In 1995, a collision detection method was proposed, but it was not successful due to a checksum appended to the end of the message. In some works, it was noted that due to the original design of the MD2 algorithm, the well-known results of cryptanalysis of hash functions with a classical structure do not apply to this algorithm. However, back in 1996, RSA recommended not using the MD2 algorithm in cases where collision-free behavior is required. Otherwise, MD2 remained secure.

Roger and Chaveau published an example of collisions for MD2 in 1997, although they could not provide an algorithm for finding other collisions.

The first attack on MD in 2004 was proposed by Frederich Müller. makes. He made it possible to find a preimage with a laboriousness of 2/104 operations, which is significantly less than the theoretical complexity of searching for a preimage for MD2, which is 2/128 operations. Müller stated: “MD2 can no longer be seen as a cryptographically strong hashing algorithm.” Although the complexity of the attack was still too large for the possibility of carrying out this attack in practice.

In 2005, Lars Knudsen and John Mathiassen significantly improved Mueller’s results.

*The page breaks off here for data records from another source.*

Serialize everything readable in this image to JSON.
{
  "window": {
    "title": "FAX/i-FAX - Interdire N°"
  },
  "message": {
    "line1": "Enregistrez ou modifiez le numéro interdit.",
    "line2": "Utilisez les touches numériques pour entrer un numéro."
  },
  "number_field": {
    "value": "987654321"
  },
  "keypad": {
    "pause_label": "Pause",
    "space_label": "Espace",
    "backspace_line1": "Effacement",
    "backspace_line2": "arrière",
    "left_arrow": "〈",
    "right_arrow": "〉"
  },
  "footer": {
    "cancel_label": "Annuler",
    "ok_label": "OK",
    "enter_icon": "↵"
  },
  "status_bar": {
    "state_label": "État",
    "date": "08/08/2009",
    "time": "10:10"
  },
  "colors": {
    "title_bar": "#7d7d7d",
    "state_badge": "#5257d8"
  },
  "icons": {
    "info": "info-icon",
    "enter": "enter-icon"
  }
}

The proposed attacks not only reduced the complexity of attacks but also allowed finding the desired messages of varying length, while Mueller’s attacks allowed only preimages of 128 blocks of 16 bytes to be found.

The next big step in MD2 cryptanalysis was taken by Soren Thomsen in 2008. He managed to reduce the complexity of the task of searching for a preimage to 2/73 operations, which brought this attack closer to the status of being implemented in practice. A year later, having joined forces, the authors of previous works improved the results of the collision search attack, reaching a complexity of 2/63.3 operations, which is slightly below the theoretical 2/64.